If jurisdiction can be established and due process is observed then, sure, Baffert should expect to pay a proportionate price for individual and indeed cumulative infractions. But you can't respond to the harrowing denouement of the Medina Spirit saga by exchanging the principles of equity for lynch-mob standards of evidence.
In such a gale of hatred, it takes a degree of courage to keep weighing probabilities fairly, keep heeding the science. But exactly the same nerve and dispassion will also be required to tackle any whose idea of fairness is for people just to back off their buddy Bob, simply because he may have favored them with his stardust, his charm, above all his professional success.
As we know, some very powerful patrons already appear to have taken the view that Baffert is responsible for enough damage to the sport for them to feel obliged to take their business elsewhere. However innocent the circumstances in which Medina Spirit has been added to the list not only of Baffert violations, but now also to that of Baffert fatalities, maybe the kind of ratios that wouldn't in themselves support a regulatory prohibition are sufficient for the market to apply a less exacting standard of evidence.
Would that be a form of mob rule? Or wouldn't it actually represent an informed judgement? Not necessarily of an individual horseman, but of the extremely perilous situation in which all horsemen find themselves. For the courage we need most urgently, now, is in acknowledging that some of the generalized charges against our entire community are actually pretty fair. Because anyone still in denial about our sport's ongoing failures must accept a share of responsibility for those. And, to that extent, it's by no means unfair even for those who “know nothing” about what we do to conflate all the various headlines that have done us so much damage over the past two or three years.
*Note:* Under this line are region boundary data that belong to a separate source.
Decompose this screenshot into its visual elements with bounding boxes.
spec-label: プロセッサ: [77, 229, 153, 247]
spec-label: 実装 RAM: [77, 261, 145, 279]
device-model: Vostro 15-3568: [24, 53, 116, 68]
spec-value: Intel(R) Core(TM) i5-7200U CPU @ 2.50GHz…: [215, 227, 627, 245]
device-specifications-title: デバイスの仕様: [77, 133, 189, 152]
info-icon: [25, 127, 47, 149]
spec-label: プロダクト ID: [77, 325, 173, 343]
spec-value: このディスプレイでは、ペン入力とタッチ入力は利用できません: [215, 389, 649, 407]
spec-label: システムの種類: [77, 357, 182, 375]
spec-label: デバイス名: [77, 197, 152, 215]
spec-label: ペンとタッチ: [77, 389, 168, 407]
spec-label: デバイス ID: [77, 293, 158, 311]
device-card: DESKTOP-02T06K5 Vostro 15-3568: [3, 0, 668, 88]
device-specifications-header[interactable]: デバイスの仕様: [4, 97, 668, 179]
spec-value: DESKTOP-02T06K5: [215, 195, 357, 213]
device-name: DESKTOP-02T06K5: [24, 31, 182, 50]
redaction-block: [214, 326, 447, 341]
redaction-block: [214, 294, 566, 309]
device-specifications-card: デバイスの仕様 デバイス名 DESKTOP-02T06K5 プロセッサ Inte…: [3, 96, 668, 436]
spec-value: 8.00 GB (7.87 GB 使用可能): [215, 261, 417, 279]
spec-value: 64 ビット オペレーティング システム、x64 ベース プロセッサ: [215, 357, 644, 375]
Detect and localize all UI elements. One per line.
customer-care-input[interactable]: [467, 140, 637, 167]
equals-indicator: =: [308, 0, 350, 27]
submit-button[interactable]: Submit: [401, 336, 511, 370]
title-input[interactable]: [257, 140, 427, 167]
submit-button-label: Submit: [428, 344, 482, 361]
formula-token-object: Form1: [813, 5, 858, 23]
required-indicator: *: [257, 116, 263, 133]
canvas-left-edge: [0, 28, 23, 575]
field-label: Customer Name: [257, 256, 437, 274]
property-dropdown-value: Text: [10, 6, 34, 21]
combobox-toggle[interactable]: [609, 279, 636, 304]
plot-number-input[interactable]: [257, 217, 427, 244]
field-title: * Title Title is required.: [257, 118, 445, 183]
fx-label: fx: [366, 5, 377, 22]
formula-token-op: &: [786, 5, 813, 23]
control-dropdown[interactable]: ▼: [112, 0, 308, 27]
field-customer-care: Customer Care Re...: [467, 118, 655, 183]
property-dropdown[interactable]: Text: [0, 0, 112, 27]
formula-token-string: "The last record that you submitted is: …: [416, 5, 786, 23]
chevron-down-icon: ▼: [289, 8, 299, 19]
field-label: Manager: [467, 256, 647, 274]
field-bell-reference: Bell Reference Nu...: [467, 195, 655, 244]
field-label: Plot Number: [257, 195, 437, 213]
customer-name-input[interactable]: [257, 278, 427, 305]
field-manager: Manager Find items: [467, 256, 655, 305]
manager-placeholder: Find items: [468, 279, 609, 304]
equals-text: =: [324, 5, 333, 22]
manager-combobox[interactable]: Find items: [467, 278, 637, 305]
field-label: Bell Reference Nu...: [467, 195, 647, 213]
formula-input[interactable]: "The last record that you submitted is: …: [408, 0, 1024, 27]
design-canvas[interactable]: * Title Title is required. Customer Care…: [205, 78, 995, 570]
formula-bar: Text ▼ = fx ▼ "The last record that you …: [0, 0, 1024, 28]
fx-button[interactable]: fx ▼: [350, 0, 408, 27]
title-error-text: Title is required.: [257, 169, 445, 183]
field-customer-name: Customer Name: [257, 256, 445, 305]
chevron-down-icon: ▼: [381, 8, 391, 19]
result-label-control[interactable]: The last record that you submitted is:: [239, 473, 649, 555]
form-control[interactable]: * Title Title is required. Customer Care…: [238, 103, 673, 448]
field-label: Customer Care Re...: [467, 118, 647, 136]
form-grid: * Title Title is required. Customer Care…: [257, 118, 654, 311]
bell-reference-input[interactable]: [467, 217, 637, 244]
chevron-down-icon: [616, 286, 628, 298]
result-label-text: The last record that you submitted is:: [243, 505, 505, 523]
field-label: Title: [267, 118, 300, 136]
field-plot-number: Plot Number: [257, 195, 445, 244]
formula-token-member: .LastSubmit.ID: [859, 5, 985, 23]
Why shouldn't outsiders make such angry inferences, when they see such willing complicity among those of us who “really understand” the business?
Far more egregious offenses than have ever been suspected of Baffert remain incorrigibly indulged. We see programs in plain sight that cannot be coherently explained, other than by flagrant cheating; and we don't necessarily mean only “juicy” improvement in certain blue-collar claims on certain blue-collar circuits.
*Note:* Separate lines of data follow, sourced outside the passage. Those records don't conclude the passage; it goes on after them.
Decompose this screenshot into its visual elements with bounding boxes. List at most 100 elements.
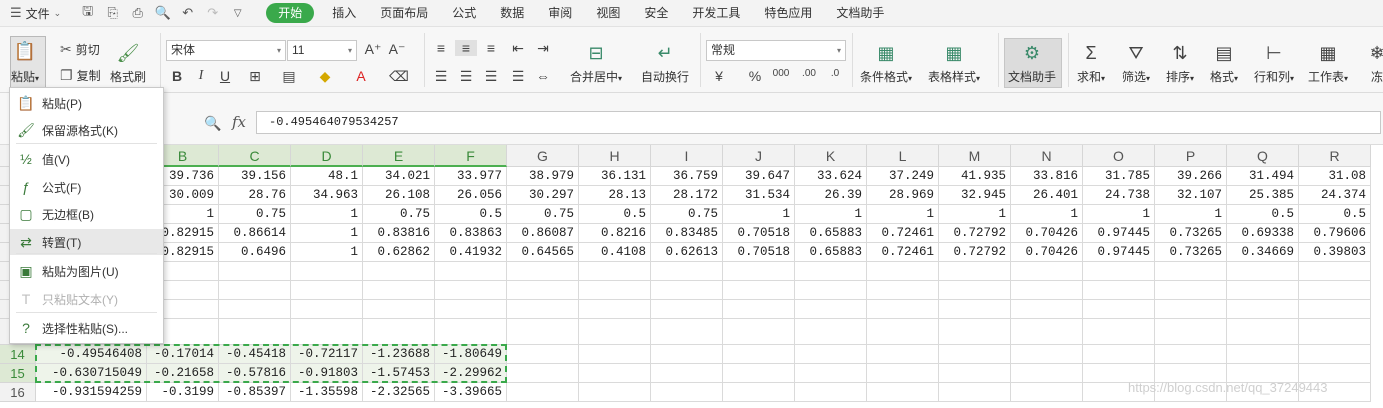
column-header[interactable]: M [939, 145, 1011, 167]
grid-cell[interactable]: -1.23688 [363, 345, 435, 364]
thousands-separator-icon[interactable]: 000 [770, 68, 792, 79]
grid-cell[interactable] [1083, 319, 1155, 345]
grid-cell[interactable] [795, 281, 867, 300]
menu-tab[interactable]: 审阅 [536, 0, 584, 27]
grid-cell[interactable]: 0.79606 [1299, 224, 1371, 243]
grid-cell[interactable]: 1 [291, 205, 363, 224]
grid-cell[interactable] [867, 383, 939, 402]
grid-cell[interactable] [579, 345, 651, 364]
grid-cell[interactable] [1227, 262, 1299, 281]
grid-cell[interactable] [651, 345, 723, 364]
grid-cell[interactable]: -3.39665 [435, 383, 507, 402]
grid-cell[interactable]: -2.29962 [435, 364, 507, 383]
conditional-format-button[interactable]: ▦ 条件格式▾ [860, 40, 912, 85]
freeze-button[interactable]: ❄ 冻 [1364, 40, 1383, 85]
grid-cell[interactable] [867, 364, 939, 383]
grid-cell[interactable]: 0.72792 [939, 224, 1011, 243]
grid-cell[interactable] [363, 281, 435, 300]
paste-button[interactable]: 📋 粘贴▾ [11, 38, 39, 85]
grid-cell[interactable]: 0.4108 [579, 243, 651, 262]
column-header[interactable]: Q [1227, 145, 1299, 167]
print-preview-icon[interactable]: 🔍 [150, 5, 175, 21]
grid-cell[interactable] [1227, 281, 1299, 300]
grid-cell[interactable]: 37.249 [867, 167, 939, 186]
increase-decimal-icon[interactable]: .00 [798, 68, 820, 79]
grid-cell[interactable]: 34.021 [363, 167, 435, 186]
grid-cell[interactable]: -0.72117 [291, 345, 363, 364]
grid-cell[interactable] [1011, 300, 1083, 319]
grid-cell[interactable] [579, 364, 651, 383]
copy-button[interactable]: ❐ 复制 [60, 67, 101, 84]
grid-cell[interactable] [1011, 319, 1083, 345]
column-header[interactable]: K [795, 145, 867, 167]
grid-cell[interactable]: 0.75 [507, 205, 579, 224]
formula-input[interactable]: -0.495464079534257 [256, 111, 1381, 134]
column-header[interactable]: J [723, 145, 795, 167]
border-icon[interactable]: ⊞ [244, 68, 266, 85]
paste-menu-item[interactable]: ½ 值(V) [10, 146, 163, 172]
font-color-icon[interactable]: A [350, 68, 372, 84]
italic-icon[interactable]: I [190, 68, 212, 84]
grid-cell[interactable] [363, 319, 435, 345]
row-header[interactable]: 16 [0, 383, 36, 402]
grid-cell[interactable]: 1 [1011, 205, 1083, 224]
decrease-decimal-icon[interactable]: .0 [824, 68, 846, 79]
grid-cell[interactable]: 34.963 [291, 186, 363, 205]
grid-cell[interactable]: 0.64565 [507, 243, 579, 262]
grid-cell[interactable] [795, 262, 867, 281]
grid-cell[interactable] [1011, 364, 1083, 383]
grid-cell[interactable]: 38.979 [507, 167, 579, 186]
grid-cell[interactable]: 0.72792 [939, 243, 1011, 262]
indent-decrease-icon[interactable]: ⇤ [507, 40, 529, 57]
align-center-icon[interactable]: ☰ [455, 68, 477, 85]
grid-cell[interactable]: -0.45418 [219, 345, 291, 364]
column-header[interactable]: P [1155, 145, 1227, 167]
grid-cell[interactable] [507, 300, 579, 319]
grid-cell[interactable] [1227, 300, 1299, 319]
grid-cell[interactable] [507, 319, 579, 345]
grid-cell[interactable] [795, 319, 867, 345]
paste-menu-item[interactable]: ƒ 公式(F) [10, 174, 163, 200]
doc-assistant-button[interactable]: ⚙ 文档助手 [1008, 40, 1056, 85]
paste-menu-item[interactable]: ⇄ 转置(T) [10, 229, 163, 255]
grid-cell[interactable]: 0.65883 [795, 224, 867, 243]
grid-cell[interactable]: 0.73265 [1155, 224, 1227, 243]
grid-cell[interactable] [1011, 345, 1083, 364]
grid-cell[interactable]: 30.297 [507, 186, 579, 205]
grid-cell[interactable]: 39.647 [723, 167, 795, 186]
grid-cell[interactable]: 33.977 [435, 167, 507, 186]
grid-cell[interactable]: 0.5 [1227, 205, 1299, 224]
undo-icon[interactable]: ↶ [175, 5, 200, 21]
fill-pattern-icon[interactable]: ▤ [278, 68, 300, 85]
grid-cell[interactable]: 0.41932 [435, 243, 507, 262]
file-menu[interactable]: ☰ 文件 ⌄ [0, 0, 69, 27]
grid-cell[interactable] [291, 319, 363, 345]
row-header[interactable]: 15 [0, 364, 36, 383]
align-right-icon[interactable]: ☰ [480, 68, 502, 85]
currency-icon[interactable]: ¥ [708, 68, 730, 84]
grid-cell[interactable]: -0.630715049 [36, 364, 147, 383]
grid-cell[interactable] [1155, 281, 1227, 300]
sort-button[interactable]: ⇅ 排序▾ [1166, 40, 1194, 85]
save-icon[interactable]: 🖫 [75, 2, 100, 24]
paste-menu-item[interactable]: 🖌 保留源格式(K) [10, 117, 163, 143]
distribute-icon[interactable]: ⇔ [532, 68, 554, 84]
sum-button[interactable]: Σ 求和▾ [1077, 40, 1105, 85]
grid-cell[interactable]: -0.91803 [291, 364, 363, 383]
grid-cell[interactable]: 32.945 [939, 186, 1011, 205]
menu-tab[interactable]: 开发工具 [680, 0, 752, 27]
grid-cell[interactable]: 33.816 [1011, 167, 1083, 186]
grid-cell[interactable]: 1 [867, 205, 939, 224]
grid-cell[interactable]: 39.156 [219, 167, 291, 186]
grid-cell[interactable] [1011, 262, 1083, 281]
grid-cell[interactable] [435, 300, 507, 319]
rows-cols-button[interactable]: ⊢ 行和列▾ [1254, 40, 1294, 85]
grid-cell[interactable]: -0.49546408 [36, 345, 147, 364]
zoom-icon[interactable]: 🔍 [204, 115, 221, 132]
print-icon[interactable]: ⎙ [125, 5, 150, 21]
grid-cell[interactable] [291, 262, 363, 281]
customize-quick-access-icon[interactable]: ▽ [225, 8, 250, 19]
grid-cell[interactable]: 0.73265 [1155, 243, 1227, 262]
column-header[interactable]: R [1299, 145, 1371, 167]
menu-tab[interactable]: 页面布局 [368, 0, 440, 27]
Meanwhile we see non-racing states cynically harnessed to stand up for horsemen's constitutional right to bear syringes. And of course we see hundreds of mares bred to stallions with the flimsiest credentials, while others that might recycle soundness and constitution are neglected as somehow “uncommercial.”
Doubtless some of those who profit from dubious training programs will only discover a dormant capacity for moral indignation if the stallions graduating from any given barn start to be received with due scepticism by breeders. All that glisters, remember, may not be genetic gold. But that would be doing the right thing for the wrong reason. Cowardly, in other words. And now, as we said, is the time to show some moral courage. Time to be fair to everyone–including our critics.